Buses are great of course, if you get the right stop. I found the right line on Lexington Avenue and saw, not a yellow line on the pavement as the guide book said, but a red, white and blue sign that indicated M101 and M103 – M being for Manhattan. I wondered why buses were driving past me – I stretched out a tentative hand and the next bus swerved out of the bus lane to give me an even wider berth. I walked up the street to the next stop and found some locals waiting –exclusively older female and Afro-Americans – no change there then – and found it said that this was a limited-stop stop, which means even the limited-stop buses stop there. And, sure enough, one did.

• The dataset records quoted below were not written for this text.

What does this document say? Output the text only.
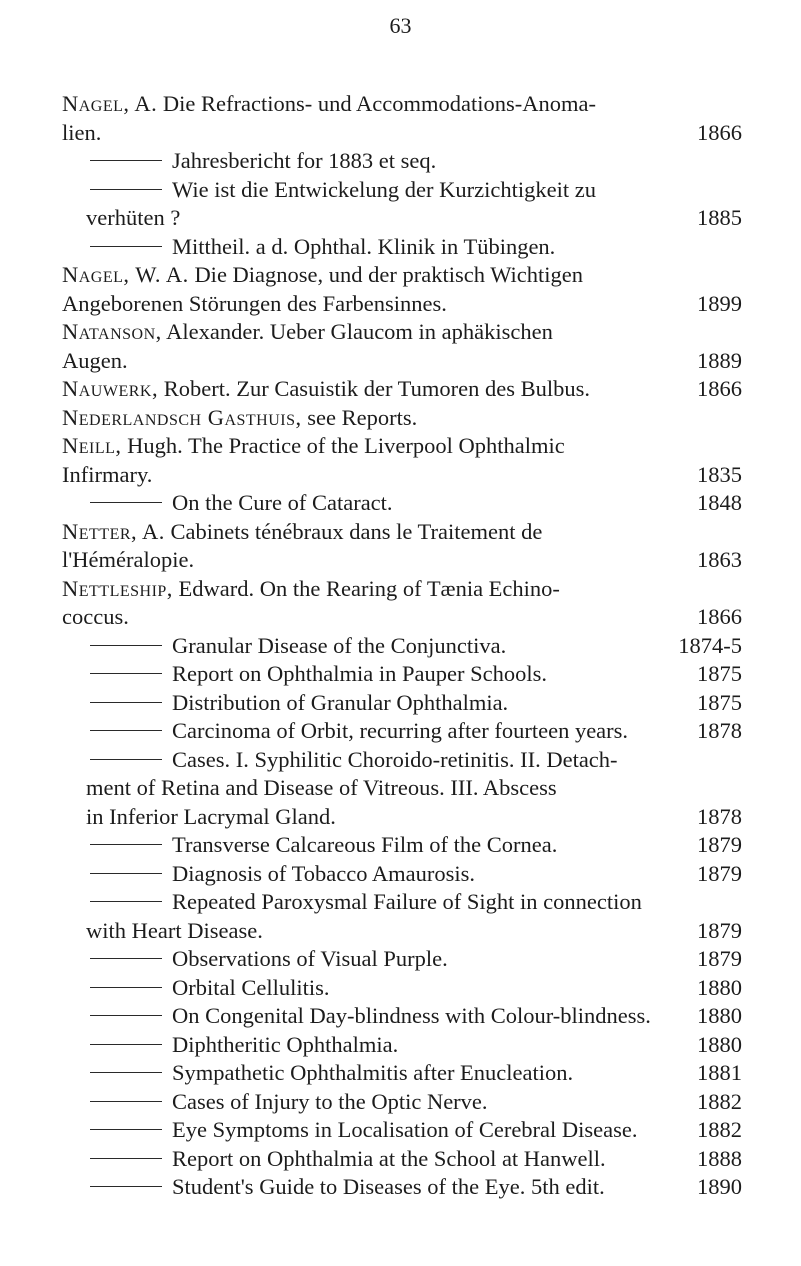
63
Nagel, A. Die Refractions- und Accommodations-Anoma-
lien.	1866
Jahresbericht for 1883 et seq.
Wie ist die Entwickelung der Kurzichtigkeit zu
verhüten ?	1885
Mittheil. a d. Ophthal. Klinik in Tübingen.
Nagel, W. A. Die Diagnose, und der praktisch Wichtigen
Angeborenen Störungen des Farbensinnes.	1899
Natanson, Alexander. Ueber Glaucom in aphäkischen
Augen.	1889
Nauwerk, Robert. Zur Casuistik der Tumoren des Bulbus.	1866
Nederlandsch Gasthuis, see Reports.
Neill, Hugh. The Practice of the Liverpool Ophthalmic
Infirmary.	1835
On the Cure of Cataract.	1848
Netter, A. Cabinets ténébraux dans le Traitement de
l'Héméralopie.	1863
Nettleship, Edward. On the Rearing of Tænia Echino-
coccus.	1866
Granular Disease of the Conjunctiva.	1874-5
Report on Ophthalmia in Pauper Schools.	1875
Distribution of Granular Ophthalmia.	1875
Carcinoma of Orbit, recurring after fourteen years.	1878
Cases. I. Syphilitic Choroido-retinitis. II. Detach-
ment of Retina and Disease of Vitreous. III. Abscess
in Inferior Lacrymal Gland.	1878
Transverse Calcareous Film of the Cornea.	1879
Diagnosis of Tobacco Amaurosis.	1879
Repeated Paroxysmal Failure of Sight in connection
with Heart Disease.	1879
Observations of Visual Purple.	1879
Orbital Cellulitis.	1880
On Congenital Day-blindness with Colour-blindness.	1880
Diphtheritic Ophthalmia.	1880
Sympathetic Ophthalmitis after Enucleation.	1881
Cases of Injury to the Optic Nerve.	1882
Eye Symptoms in Localisation of Cerebral Disease.	1882
Report on Ophthalmia at the School at Hanwell.	1888
Student's Guide to Diseases of the Eye. 5th edit.	1890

A lady who winters in Florida and spring-and-summers in Noo Yoik, sat down beside me with a pile of polythene-covered library books – one week’s reading - she loves Ed McBain. She gave me a running commentary on the Stuyvesant Town and the Peter Cooper village, which seem like US gated communities and where there was no point in going to look since there were no shops or anything, but said I should go to the South Street Seaport, where I guess there are shops.

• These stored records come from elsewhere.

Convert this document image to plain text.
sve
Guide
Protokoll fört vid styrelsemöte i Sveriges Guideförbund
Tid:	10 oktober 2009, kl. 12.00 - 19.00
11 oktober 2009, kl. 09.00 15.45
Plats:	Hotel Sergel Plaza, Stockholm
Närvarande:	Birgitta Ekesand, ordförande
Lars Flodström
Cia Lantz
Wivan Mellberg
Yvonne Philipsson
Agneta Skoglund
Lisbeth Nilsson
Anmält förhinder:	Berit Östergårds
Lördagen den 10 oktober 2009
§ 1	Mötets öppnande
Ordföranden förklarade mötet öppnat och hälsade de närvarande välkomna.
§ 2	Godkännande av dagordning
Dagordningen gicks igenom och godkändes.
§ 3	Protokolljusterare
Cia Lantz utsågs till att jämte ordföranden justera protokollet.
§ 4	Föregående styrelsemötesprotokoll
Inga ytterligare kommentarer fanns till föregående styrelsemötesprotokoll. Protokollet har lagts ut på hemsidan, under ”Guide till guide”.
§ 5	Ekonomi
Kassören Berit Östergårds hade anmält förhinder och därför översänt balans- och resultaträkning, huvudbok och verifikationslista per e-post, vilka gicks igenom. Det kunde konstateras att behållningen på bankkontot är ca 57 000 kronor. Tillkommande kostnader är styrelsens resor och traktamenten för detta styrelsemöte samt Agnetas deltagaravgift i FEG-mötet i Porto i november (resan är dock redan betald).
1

Shopping is not an unpleasant experience- the assistants and cashiers do all say “Have a nice day” – but they sound as though they mean it and that raises the spirits. My Nat West debit card causes as few raised eyebrows but it does work, and I am asked if I want any cashback – there’s globalisation for you. I can’t get over the amount of recognisable European food – don’t the Americans make any cheese of their own apart from something that resembles Kraft Cheese slices? And where can I find some ordinary semi-skimmed cow’s milk? The fat-free organic is a bit thin, but it does all come from a cow; the Fat Free ultra-pasteurized Half & Half’s second ingredient is corn syrup and claims to be free of most other things such as cholesterol, vitamin C, most calories and even fat - except for a “trivial amount of fat” from the added cream – it sure tastes of cream but drowns out the coffee taste in the morning.

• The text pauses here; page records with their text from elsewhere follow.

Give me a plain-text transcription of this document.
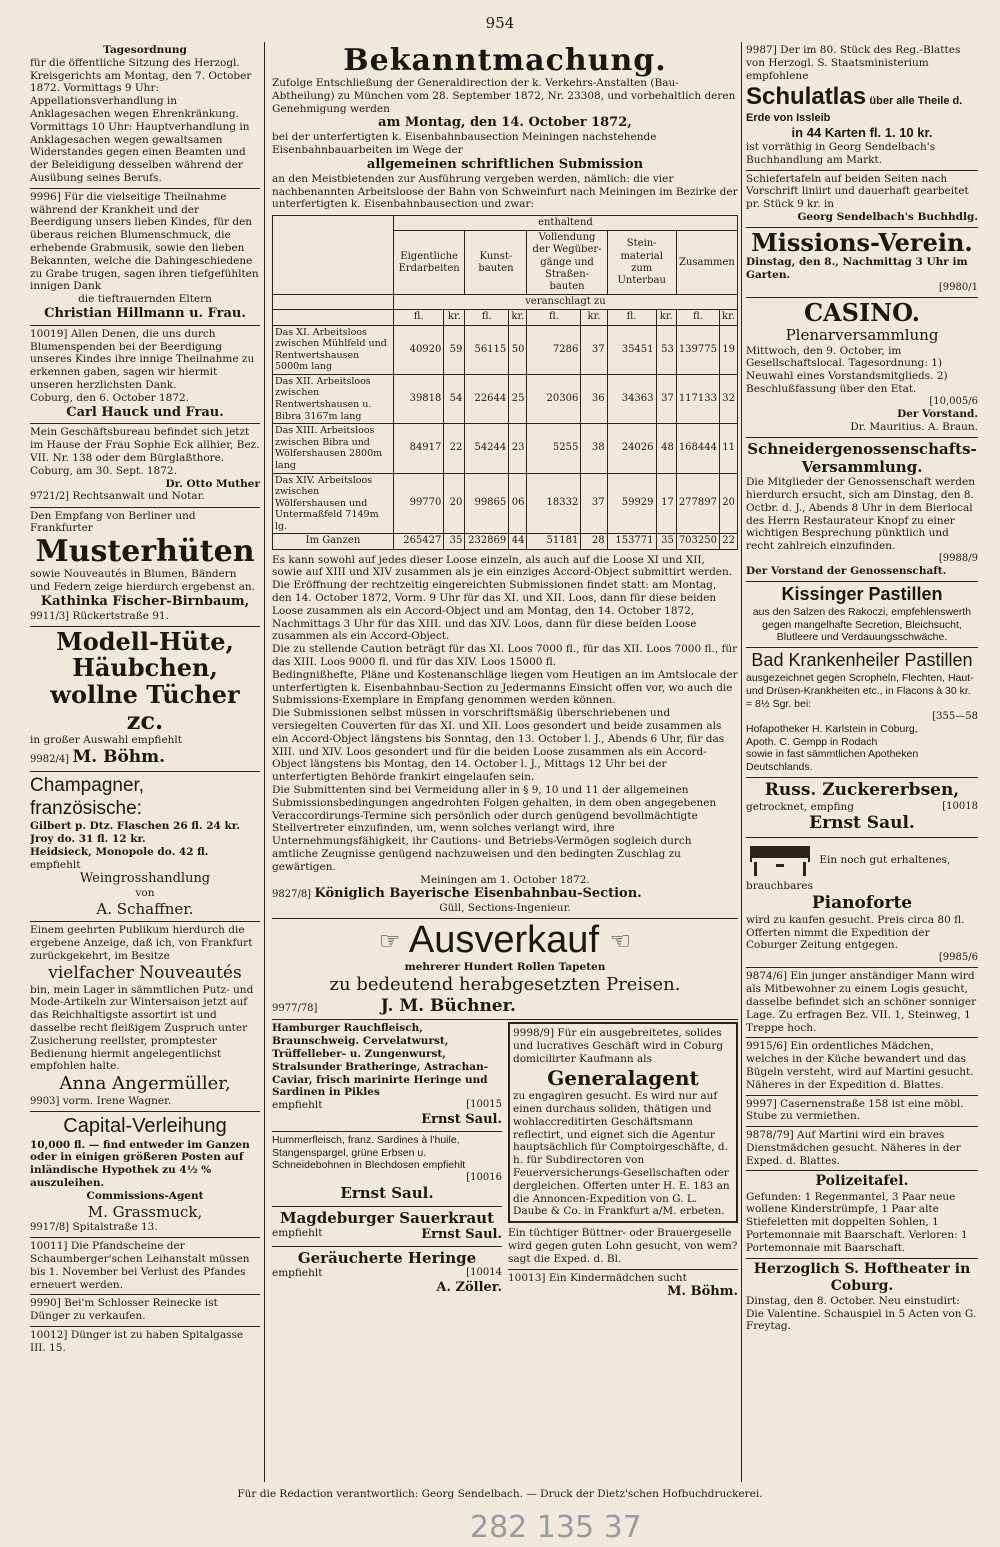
954
Tagesordnung
für die öffentliche Sitzung des Herzogl. Kreisgerichts am Montag, den 7. October 1872. Vormittags 9 Uhr: Appellationsverhandlung in Anklagesachen wegen Ehrenkränkung. Vormittags 10 Uhr: Hauptverhandlung in Anklagesachen wegen gewaltsamen Widerstandes gegen einen Beamten und der Beleidigung desselben während der Ausübung seines Berufs.
9996] Für die vielseitige Theilnahme während der Krankheit und der Beerdigung unsers lieben Kindes, für den überaus reichen Blumenschmuck, die erhebende Grabmusik, sowie den lieben Bekannten, welche die Dahingeschiedene zu Grabe trugen, sagen ihren tiefgefühlten innigen Dank
die tieftrauernden Eltern
Christian Hillmann u. Frau.
10019] Allen Denen, die uns durch Blumenspenden bei der Beerdigung unseres Kindes ihre innige Theilnahme zu erkennen gaben, sagen wir hiermit unseren herzlichsten Dank.
Coburg, den 6. October 1872.
Carl Hauck und Frau.
Mein Geschäftsbureau befindet sich jetzt im Hause der Frau Sophie Eck allhier, Bez. VII. Nr. 138 oder dem Bürglaßthore.
Coburg, am 30. Sept. 1872.
Dr. Otto Muther
9721/2] Rechtsanwalt und Notar.
Den Empfang von Berliner und Frankfurter
Musterhüten
sowie Nouveautés in Blumen, Bändern und Federn zeige hierdurch ergebenst an.
Kathinka Fischer-Birnbaum,
9911/3] Rückertstraße 91.
Modell-Hüte,
Häubchen,
wollne Tücher zc.
in großer Auswahl empfiehlt
9982/4] M. Böhm.
Champagner, französische:
Gilbert p. Dtz. Flaschen 26 fl. 24 kr.
Jroy do. 31 fl. 12 kr.
Heidsieck, Monopole do. 42 fl.
empfiehlt
Weingrosshandlung
von
A. Schaffner.
Einem geehrten Publikum hierdurch die ergebene Anzeige, daß ich, von Frankfurt zurückgekehrt, im Besitze
vielfacher Nouveautés
bin, mein Lager in sämmtlichen Putz- und Mode-Artikeln zur Wintersaison jetzt auf das Reichhaltigste assortirt ist und dasselbe recht fleißigem Zuspruch unter Zusicherung reellster, promptester Bedienung hiermit angelegentlichst empfohlen halte.
Anna Angermüller,
9903] vorm. Irene Wagner.
Capital-Verleihung
10,000 fl. — find entweder im Ganzen oder in einigen größeren Posten auf inländische Hypothek zu 4½ % auszuleihen.
Commissions-Agent
M. Grassmuck,
9917/8] Spitalstraße 13.
10011] Die Pfandscheine der Schaumberger'schen Leihanstalt müssen bis 1. November bei Verlust des Pfandes erneuert werden.
9990] Bei'm Schlosser Reinecke ist Dünger zu verkaufen.
10012] Dünger ist zu haben Spitalgasse III. 15.
Bekanntmachung.
Zufolge Entschließung der Generaldirection der k. Verkehrs-Anstalten (Bau-Abtheilung) zu München vom 28. September 1872, Nr. 23308, und vorbehaltlich deren Genehmigung werden
am Montag, den 14. October 1872,
bei der unterfertigten k. Eisenbahnbausection Meiningen nachstehende Eisenbahnbauarbeiten im Wege der
allgemeinen schriftlichen Submission
an den Meistbietenden zur Ausführung vergeben werden, nämlich: die vier nachbenannten Arbeitsloose der Bahn von Schweinfurt nach Meiningen im Bezirke der unterfertigten k. Eisenbahnbausection und zwar:
	enthaltend									
	Eigentliche Erdarbeiten		Kunst-bauten		Vollendung der Wegüber-gänge und Straßen-bauten		Stein-material zum Unterbau		Zusammen	
	veranschlagt zu									
	fl.	kr.	fl.	kr.	fl.	kr.	fl.	kr.	fl.	kr.
Das XI. Arbeitsloos zwischen Mühlfeld und Rentwertshausen 5000m lang	40920	59	56115	50	7286	37	35451	53	139775	19
Das XII. Arbeitsloos zwischen Rentwertshausen u. Bibra 3167m lang	39818	54	22644	25	20306	36	34363	37	117133	32
Das XIII. Arbeitsloos zwischen Bibra und Wölfershausen 2800m lang	84917	22	54244	23	5255	38	24026	48	168444	11
Das XIV. Arbeitsloos zwischen Wölfershausen und Untermaßfeld 7149m lg.	99770	20	99865	06	18332	37	59929	17	277897	20
Im Ganzen	265427	35	232869	44	51181	28	153771	35	703250	22
Es kann sowohl auf jedes dieser Loose einzeln, als auch auf die Loose XI und XII, sowie auf XIII und XIV zusammen als je ein einziges Accord-Object submittirt werden.
Die Eröffnung der rechtzeitig eingereichten Submissionen findet statt: am Montag, den 14. October 1872, Vorm. 9 Uhr für das XI. und XII. Loos, dann für diese beiden Loose zusammen als ein Accord-Object und am Montag, den 14. October 1872, Nachmittags 3 Uhr für das XIII. und das XIV. Loos, dann für diese beiden Loose zusammen als ein Accord-Object.
Die zu stellende Caution beträgt für das XI. Loos 7000 fl., für das XII. Loos 7000 fl., für das XIII. Loos 9000 fl. und für das XIV. Loos 15000 fl.
Bedingnißhefte, Pläne und Kostenanschläge liegen vom Heutigen an im Amtslocale der unterfertigten k. Eisenbahnbau-Section zu Jedermanns Einsicht offen vor, wo auch die Submissions-Exemplare in Empfang genommen werden können.
Die Submissionen selbst müssen in vorschriftsmäßig überschriebenen und versiegelten Couverten für das XI. und XII. Loos gesondert und beide zusammen als ein Accord-Object längstens bis Sonntag, den 13. October l. J., Abends 6 Uhr, für das XIII. und XIV. Loos gesondert und für die beiden Loose zusammen als ein Accord-Object längstens bis Montag, den 14. October l. J., Mittags 12 Uhr bei der unterfertigten Behörde frankirt eingelaufen sein.
Die Submittenten sind bei Vermeidung aller in § 9, 10 und 11 der allgemeinen Submissionsbedingungen angedrohten Folgen gehalten, in dem oben angegebenen Veraccordirungs-Termine sich persönlich oder durch genügend bevollmächtigte Stellvertreter einzufinden, um, wenn solches verlangt wird, ihre Unternehmungsfähigkeit, ihr Cautions- und Betriebs-Vermögen sogleich durch amtliche Zeugnisse genügend nachzuweisen und den bedingten Zuschlag zu gewärtigen.
Meiningen am 1. October 1872.
9827/8] Königlich Bayerische Eisenbahnbau-Section.
Güll, Sections-Ingenieur.
☞ Ausverkauf ☜
mehrerer Hundert Rollen Tapeten
zu bedeutend herabgesetzten Preisen.
9977/78]	J. M. Büchner.
Hamburger Rauchfleisch, Braunschweig. Cervelatwurst, Trüffelleber- u. Zungenwurst, Stralsunder Bratheringe, Astrachan-Caviar, frisch marinirte Heringe und Sardinen in Pikles
empfiehlt	[10015
Ernst Saul.
Hummerfleisch, franz. Sardines à l'huile, Stangenspargel, grüne Erbsen u. Schneidebohnen in Blechdosen empfiehlt
[10016
Ernst Saul.
Magdeburger Sauerkraut
empfiehlt	Ernst Saul.
Geräucherte Heringe
empfiehlt	[10014
A. Zöller.
9998/9] Für ein ausgebreitetes, solides und lucratives Geschäft wird in Coburg domicilirter Kaufmann als
Generalagent
zu engagiren gesucht. Es wird nur auf einen durchaus soliden, thätigen und wohlaccreditirten Geschäftsmann reflectirt, und eignet sich die Agentur hauptsächlich für Comptoirgeschäfte, d. h. für Subdirectoren von Feuerversicherungs-Gesellschaften oder dergleichen. Offerten unter H. E. 183 an die Annoncen-Expedition von G. L. Daube & Co. in Frankfurt a/M. erbeten.
Ein tüchtiger Büttner- oder Brauergeselle wird gegen guten Lohn gesucht, von wem? sagt die Exped. d. Bl.
10013] Ein Kindermädchen sucht
M. Böhm.
9987] Der im 80. Stück des Reg.-Blattes von Herzogl. S. Staatsministerium empfohlene
Schulatlas über alle Theile d. Erde von Issleib
in 44 Karten fl. 1. 10 kr.
ist vorräthig in Georg Sendelbach's Buchhandlung am Markt.
Schiefertafeln auf beiden Seiten nach Vorschrift liniirt und dauerhaft gearbeitet pr. Stück 9 kr. in
Georg Sendelbach's Buchhdlg.
Missions-Verein.
Dinstag, den 8., Nachmittag 3 Uhr im Garten.
[9980/1
CASINO.
Plenarversammlung
Mittwoch, den 9. October, im Gesellschaftslocal. Tagesordnung: 1) Neuwahl eines Vorstandsmitglieds. 2) Beschlußfassung über den Etat.
[10,005/6
Der Vorstand.
Dr. Mauritius. A. Braun.
Schneidergenossenschafts-Versammlung.
Die Mitglieder der Genossenschaft werden hierdurch ersucht, sich am Dinstag, den 8. Octbr. d. J., Abends 8 Uhr in dem Bierlocal des Herrn Restaurateur Knopf zu einer wichtigen Besprechung pünktlich und recht zahlreich einzufinden.
[9988/9
Der Vorstand der Genossenschaft.
Kissinger Pastillen
aus den Salzen des Rakoczi, empfehlenswerth gegen mangelhafte Secretion, Bleichsucht, Blutleere und Verdauungsschwäche.
Bad Krankenheiler Pastillen
ausgezeichnet gegen Scropheln, Flechten, Haut- und Drüsen-Krankheiten etc., in Flacons à 30 kr. = 8½ Sgr. bei:
[355—58
Hofapotheker H. Karlstein in Coburg,
Apoth. C. Gempp in Rodach
sowie in fast sämmtlichen Apotheken Deutschlands.
Russ. Zuckererbsen,
getrocknet, empfing	[10018
Ernst Saul.
Ein noch gut erhaltenes, brauchbares
Pianoforte
wird zu kaufen gesucht. Preis circa 80 fl. Offerten nimmt die Expedition der Coburger Zeitung entgegen.
[9985/6
9874/6] Ein junger anständiger Mann wird als Mitbewohner zu einem Logis gesucht, dasselbe befindet sich an schöner sonniger Lage. Zu erfragen Bez. VII. 1, Steinweg, 1 Treppe hoch.
9915/6] Ein ordentliches Mädchen, welches in der Küche bewandert und das Bügeln versteht, wird auf Martini gesucht. Näheres in der Expedition d. Blattes.
9997] Casernenstraße 158 ist eine möbl. Stube zu vermiethen.
9878/79] Auf Martini wird ein braves Dienstmädchen gesucht. Näheres in der Exped. d. Blattes.
Polizeitafel.
Gefunden: 1 Regenmantel, 3 Paar neue wollene Kinderstrümpfe, 1 Paar alte Stiefeletten mit doppelten Sohlen, 1 Portemonnaie mit Baarschaft. Verloren: 1 Portemonnaie mit Baarschaft.
Herzoglich S. Hoftheater in Coburg.
Dinstag, den 8. October. Neu einstudirt: Die Valentine. Schauspiel in 5 Acten von G. Freytag.
Für die Redaction verantwortlich: Georg Sendelbach. — Druck der Dietz'schen Hofbuchdruckerei.
282 135 37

And where can I get a decent cup of coffee? I made the mistake of going into a Starbucks to regroup in a doubtful area I had wandered into when searching out the Bodum shop. The only thing I recognised on the big sign above the counter was “mocha”. I indicated by sign language that I wanted a small (should I have said regular?) cup. The assistant picked up the smallest paper cup and I nodded – he shouted: “one tall mocha”. Don’t ask. I declined the squirty cream on top, but the second assistant remembered too late and had to ladle it out, but then added further half&half. I didn’t pick up the straw and, by the time I had finished it, found the chocolate had gravitated to the bottom. Jennifer tells me I should go for a flat white.

I say ‘doubtful area’ because I went into a discount store and found a pack of six clothes hangers for $1.99, but in order to get out of the shop I had to have the receipt that had been pinned to the plastic bag signed by a black guy the size of “the Refrigerator” on the door.

Bodum by the way because, despite the flat being well equipped with an all stainless steel set of ice-cream scoop, pizza cutter, beer-can opener, corkscrew, potato peeler, tablespoon measures and an over-complicated coffee percolator, it has no simple cafetiere. Indeed, the word ‘cafetiere’ or even ‘caffatier’ (with an increasingly desolate rising intonation) evokes no response. I did find a kitchenware store that had everything including very helpful staff who recognised the name Bodum and my description of a glass container and plunger and told me I needed a “French press”. Le Monde, by the way, is even harder to find than a coffee maker.

To get to Bodum’s I take my first ride on the subway and on my way back I confidently assured a German tourist that, yes, the incoming train was going ‘uptown’. There seems a lack of subway maps both on the platforms and in the carriages. It appears a bit dirty, but only in contrast to the streets that are completely free of litter and dog mess. Just as well since I shall again today be walking around with my head in the air.